Bowie in its appeal raises the following issues:

1) Plaintiff-Kessler was guilty of assumption of risk as a matter of law;

2) The strict liability doctrine was inapplicable because of a material and substantial alteration made in the machine;

3) The court erred in instructing on Bowie’s failure to warn since the law does not require any warning in the face of an obvious danger;

4) The trial court should have granted a mistrial because during his opening statement plaintiff’s attorney made an improper reference to a prior accident involving a Bowie hydro-mulcher; and

5) The trial judge committed prejudicial error in questioning a witness con[621]*621cerning two prior accidents relating to a Bowie hydro-mulcher.

Having examined the record, we find no prejudicial error in the trial of the main action and therefore affirm the judgment against Bowie. We turn to a discussion of these points.

A. To support an assumption of the risk defense under South Dakota law, it is well established that the defendant must show that an employee not only had knowledge of the existence of the risk and an appreciation of its character but also that he voluntarily accepted this risk, i. e., that he had a sufficient amount of time and enough knowledge and experience to make an intelligent choice. Ordinarily, whether the plaintiff assumed the risk is a question for the jury. See Associated Engineers, Inc. v. Job, 370 F.2d 633, 639 (8th Cir. 1966), cert. denied, 389 U.S. 823, 88 S.Ct. 59, 19 L.Ed.2d 77 (1967), and cases cited therein; Smith v. Community Cooperative Ass’n of Murdo, 209 N.W.2d 891, 892 (S.D.1973), and citations cited therein; Bunkers v. Mousel, 83 S.D. 45, 154 N.W.2d 208, 210 (1967).

Kessler, age 23, had been working on the hydro-mulcher for approximately two weeks. A fellow employee, who Kessler considered his superior, had earlier demonstrated how to kick the riding chunks into the shredder when this material did not feed automatically into the machine. Moreover, it appears that Kessler felt that he could safely kick the chunks into the machine. The question of Kessler’s knowledge and appreciation of the risk of kicking the chunks was a fact question properly submitted to the jury, and was resolved against Bowie.

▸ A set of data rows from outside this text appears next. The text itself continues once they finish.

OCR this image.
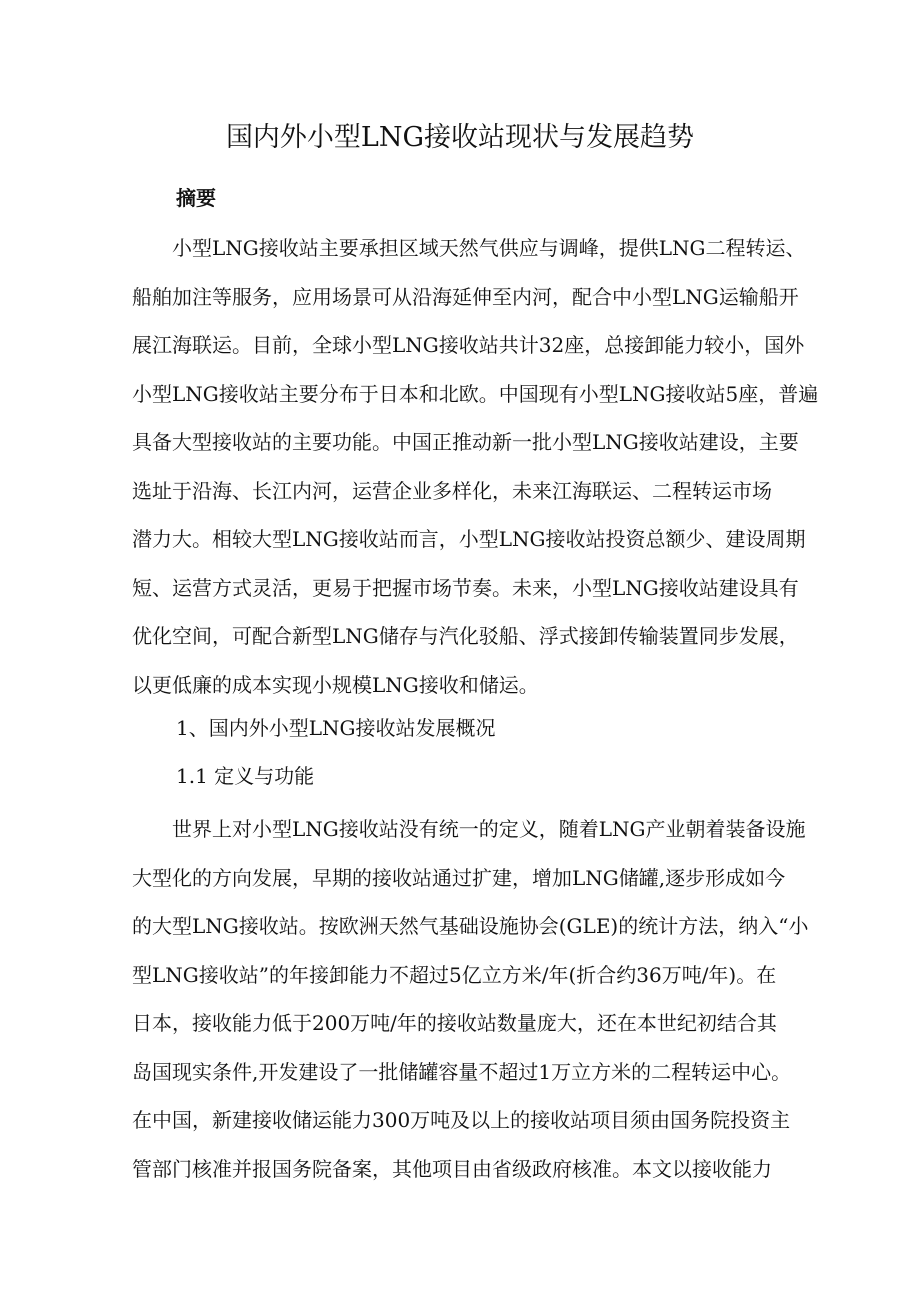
国内外小型LNG接收站现状与发展趋势
摘要
　　小型LNG接收站主要承担区域天然气供应与调峰，提供LNG二程转运、
船舶加注等服务，应用场景可从沿海延伸至内河，配合中小型LNG运输船开
展江海联运。目前，全球小型LNG接收站共计32座，总接卸能力较小，国外
小型LNG接收站主要分布于日本和北欧。中国现有小型LNG接收站5座，普遍
具备大型接收站的主要功能。中国正推动新一批小型LNG接收站建设，主要
选址于沿海、长江内河，运营企业多样化，未来江海联运、二程转运市场
潜力大。相较大型LNG接收站而言，小型LNG接收站投资总额少、建设周期
短、运营方式灵活，更易于把握市场节奏。未来，小型LNG接收站建设具有
优化空间，可配合新型LNG储存与汽化驳船、浮式接卸传输装置同步发展，
以更低廉的成本实现小规模LNG接收和储运。
1、国内外小型LNG接收站发展概况
1.1 定义与功能
　　世界上对小型LNG接收站没有统一的定义，随着LNG产业朝着装备设施
大型化的方向发展，早期的接收站通过扩建，增加LNG储罐,逐步形成如今
的大型LNG接收站。按欧洲天然气基础设施协会(GLE)的统计方法，纳入“小
型LNG接收站”的年接卸能力不超过5亿立方米/年(折合约36万吨/年)。在
日本，接收能力低于200万吨/年的接收站数量庞大，还在本世纪初结合其
岛国现实条件,开发建设了一批储罐容量不超过1万立方米的二程转运中心。
在中国，新建接收储运能力300万吨及以上的接收站项目须由国务院投资主
管部门核准并报国务院备案，其他项目由省级政府核准。本文以接收能力
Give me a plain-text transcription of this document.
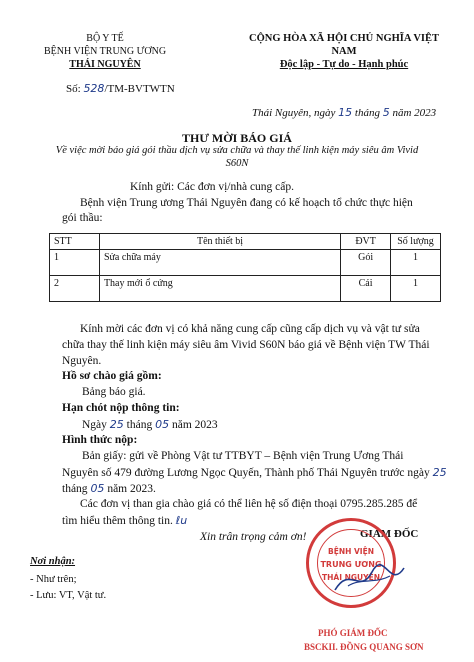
BỘ Y TẾ
BỆNH VIỆN TRUNG ƯƠNG
THÁI NGUYÊN
Số: 528/TM-BVTWTN
CỘNG HÒA XÃ HỘI CHỦ NGHĨA VIỆT
NAM
Độc lập - Tự do - Hạnh phúc
Thái Nguyên, ngày 15 tháng 5 năm 2023
THƯ MỜI BÁO GIÁ
Về việc mời báo giá gói thầu dịch vụ sửa chữa và thay thế linh kiện máy siêu âm Vivid
S60N
Kính gửi: Các đơn vị/nhà cung cấp.
Bệnh viện Trung ương Thái Nguyên đang có kế hoạch tổ chức thực hiện
gói thầu:
STT	Tên thiết bị	ĐVT	Số lượng
1	Sửa chữa máy	Gói	1
2	Thay mới ổ cứng	Cái	1
Kính mời các đơn vị có khả năng cung cấp cũng cấp dịch vụ và vật tư sửa
chữa thay thế linh kiện máy siêu âm Vivid S60N báo giá về Bệnh viện TW Thái
Nguyên.
Hồ sơ chào giá gồm:
Bảng báo giá.
Hạn chót nộp thông tin:
Ngày 25 tháng 05 năm 2023
Hình thức nộp:
Bản giấy: gửi về Phòng Vật tư TTBYT – Bệnh viện Trung Ương Thái
Nguyên số 479 đường Lương Ngọc Quyến, Thành phố Thái Nguyên trước ngày 25
tháng 05 năm 2023.
Các đơn vị than gia chào giá có thể liên hệ số điện thoại 0795.285.285 để
tìm hiểu thêm thông tin. ℓu
Xin trân trọng cảm ơn!
Nơi nhận:
- Như trên;
- Lưu: VT, Vật tư.
GIÁM ĐỐC
BỆNH VIỆN
TRUNG ƯƠNG
THÁI NGUYÊN
PHÓ GIÁM ĐỐC
BSCKII. ĐỒNG QUANG SƠN
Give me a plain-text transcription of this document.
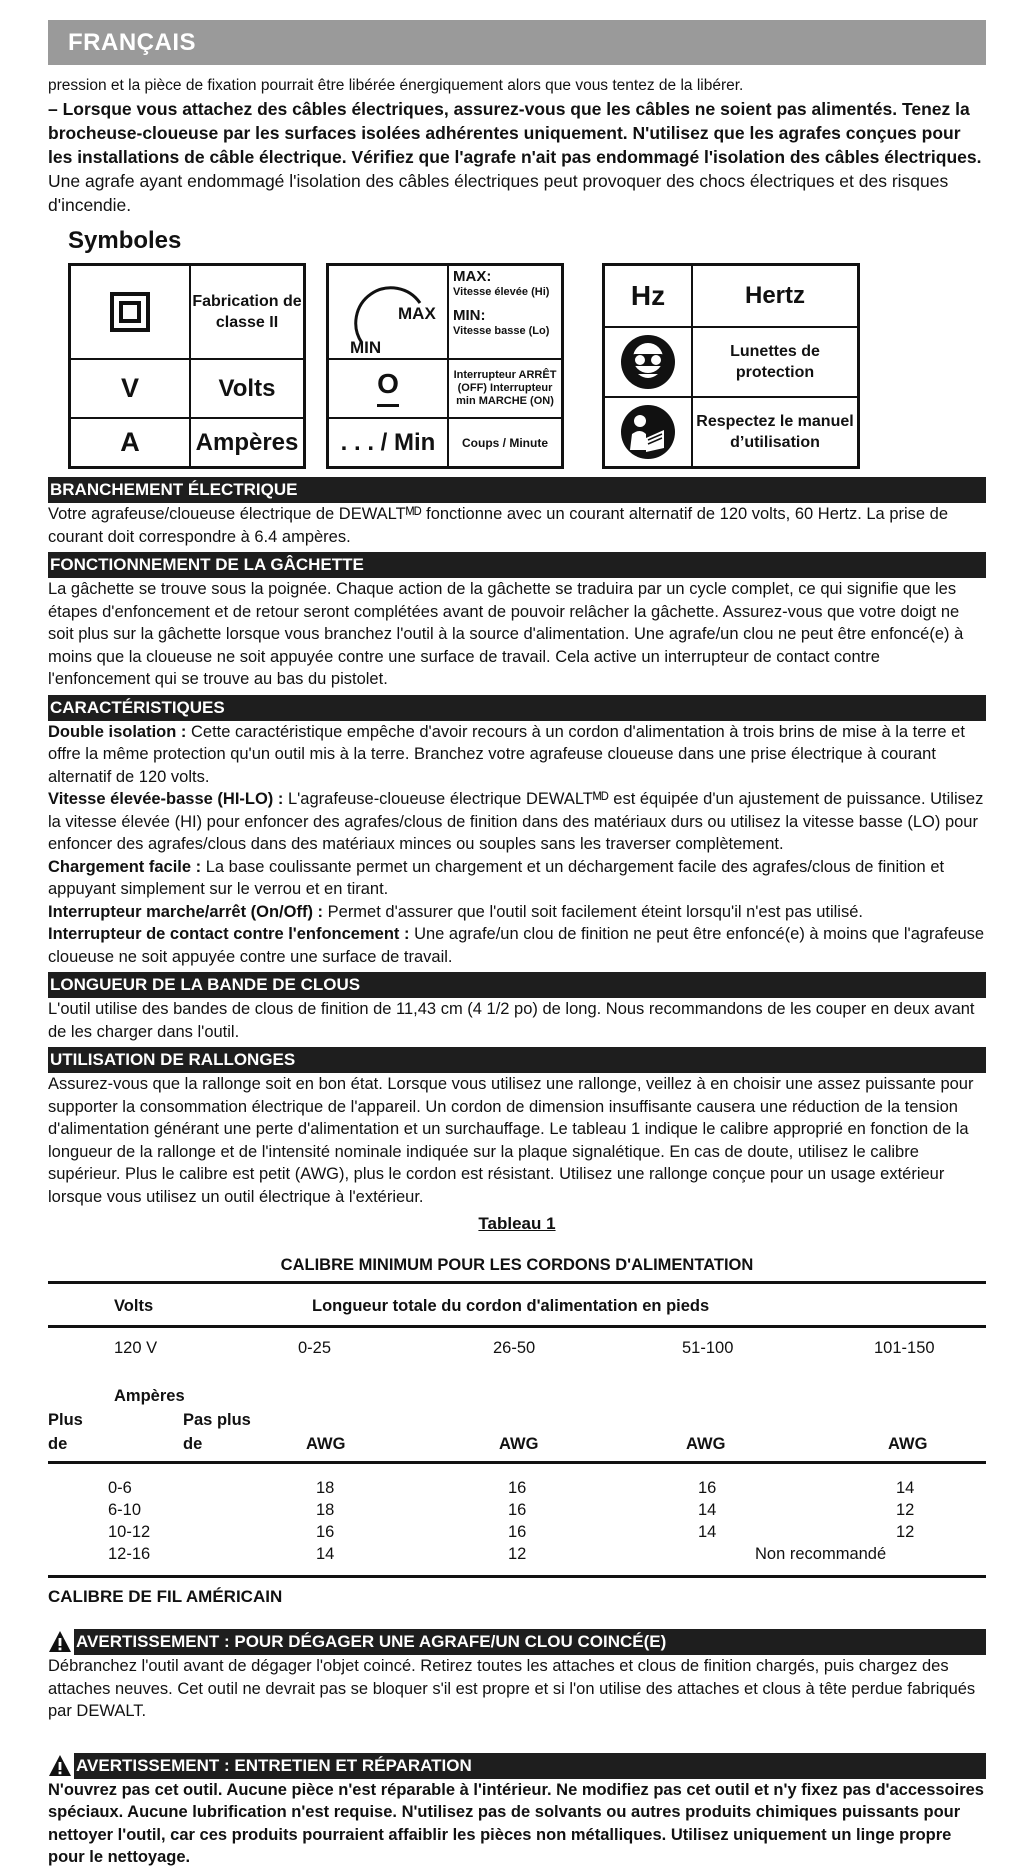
FRANÇAIS
pression et la pièce de fixation pourrait être libérée énergiquement alors que vous tentez de la libérer.
– Lorsque vous attachez des câbles électriques, assurez-vous que les câbles ne soient pas alimentés. Tenez la brocheuse-cloueuse par les surfaces isolées adhérentes uniquement. N'utilisez que les agrafes conçues pour les installations de câble électrique. Vérifiez que l'agrafe n'ait pas endommagé l'isolation des câbles électriques. Une agrafe ayant endommagé l'isolation des câbles électriques peut provoquer des chocs électriques et des risques d'incendie.
Symboles
Fabrication de classe II
V	Volts
A	Ampères
MAX
MIN
MAX:
Vitesse élevée (Hi)
MIN:
Vitesse basse (Lo)
O	Interrupteur ARRÊT (OFF) Interrupteur min MARCHE (ON)
. . . / Min	Coups / Minute
Hz	Hertz
Lunettes de protection
Respectez le manuel d’utilisation
BRANCHEMENT ÉLECTRIQUE
Votre agrafeuse/cloueuse électrique de DEWALTᴹᴰ fonctionne avec un courant alternatif de 120 volts, 60 Hertz. La prise de courant doit correspondre à 6.4 ampères.
FONCTIONNEMENT DE LA GÂCHETTE
La gâchette se trouve sous la poignée. Chaque action de la gâchette se traduira par un cycle complet, ce qui signifie que les étapes d'enfoncement et de retour seront complétées avant de pouvoir relâcher la gâchette. Assurez-vous que votre doigt ne soit plus sur la gâchette lorsque vous branchez l'outil à la source d'alimentation. Une agrafe/un clou ne peut être enfoncé(e) à moins que la cloueuse ne soit appuyée contre une surface de travail. Cela active un interrupteur de contact contre l'enfoncement qui se trouve au bas du pistolet.
CARACTÉRISTIQUES

Double isolation : Cette caractéristique empêche d'avoir recours à un cordon d'alimentation à trois brins de mise à la terre et offre la même protection qu'un outil mis à la terre. Branchez votre agrafeuse cloueuse dans une prise électrique à courant alternatif de 120 volts.

Vitesse élevée-basse (HI-LO) : L'agrafeuse-cloueuse électrique DEWALTᴹᴰ est équipée d'un ajustement de puissance. Utilisez la vitesse élevée (HI) pour enfoncer des agrafes/clous de finition dans des matériaux durs ou utilisez la vitesse basse (LO) pour enfoncer des agrafes/clous dans des matériaux minces ou souples sans les traverser complètement.

Chargement facile : La base coulissante permet un chargement et un déchargement facile des agrafes/clous de finition et appuyant simplement sur le verrou et en tirant.

Interrupteur marche/arrêt (On/Off) : Permet d'assurer que l'outil soit facilement éteint lorsqu'il n'est pas utilisé.

Interrupteur de contact contre l'enfoncement : Une agrafe/un clou de finition ne peut être enfoncé(e) à moins que l'agrafeuse cloueuse ne soit appuyée contre une surface de travail.

LONGUEUR DE LA BANDE DE CLOUS
L'outil utilise des bandes de clous de finition de 11,43 cm (4 1/2 po) de long. Nous recommandons de les couper en deux avant de les charger dans l'outil.
UTILISATION DE RALLONGES
Assurez-vous que la rallonge soit en bon état. Lorsque vous utilisez une rallonge, veillez à en choisir une assez puissante pour supporter la consommation électrique de l'appareil. Un cordon de dimension insuffisante causera une réduction de la tension d'alimentation générant une perte d'alimentation et un surchauffage. Le tableau 1 indique le calibre approprié en fonction de la longueur de la rallonge et de l'intensité nominale indiquée sur la plaque signalétique. En cas de doute, utilisez le calibre supérieur. Plus le calibre est petit (AWG), plus le cordon est résistant. Utilisez une rallonge conçue pour un usage extérieur lorsque vous utilisez un outil électrique à l'extérieur.
Tableau 1
CALIBRE MINIMUM POUR LES CORDONS D'ALIMENTATION
Volts	Longueur totale du cordon d'alimentation en pieds
120 V	0-25	26-50	51-100	101-150
Ampères
Plus	Pas plus
de	de	AWG	AWG	AWG	AWG
0-6	18	16	16	14
6-10	18	16	14	12
10-12	16	16	14	12
12-16	14	12	Non recommandé
CALIBRE DE FIL AMÉRICAIN
AVERTISSEMENT : POUR DÉGAGER UNE AGRAFE/UN CLOU COINCÉ(E)
Débranchez l'outil avant de dégager l'objet coincé. Retirez toutes les attaches et clous de finition chargés, puis chargez des attaches neuves. Cet outil ne devrait pas se bloquer s'il est propre et si l'on utilise des attaches et clous à tête perdue fabriqués par DEWALT.
AVERTISSEMENT : ENTRETIEN ET RÉPARATION
N'ouvrez pas cet outil. Aucune pièce n'est réparable à l'intérieur. Ne modifiez pas cet outil et n'y fixez pas d'accessoires spéciaux. Aucune lubrification n'est requise. N'utilisez pas de solvants ou autres produits chimiques puissants pour nettoyer l'outil, car ces produits pourraient affaiblir les pièces non métalliques. Utilisez uniquement un linge propre pour le nettoyage.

B. Bowie also claims that Hilt’s alteration of the hydro-mulcher by hinging a portion of the upper rail of the double railing surrounding the opening in the platform constituted a material alteration of the machine and thus served to relieve Bowie from strict liability. This claim is without substantial merit.

The testimony indicated that the operators of the machine kicked or pushed the chunks of wood cellulose into the shredder, notwithstanding the existence of the railing, prior to its being hinged.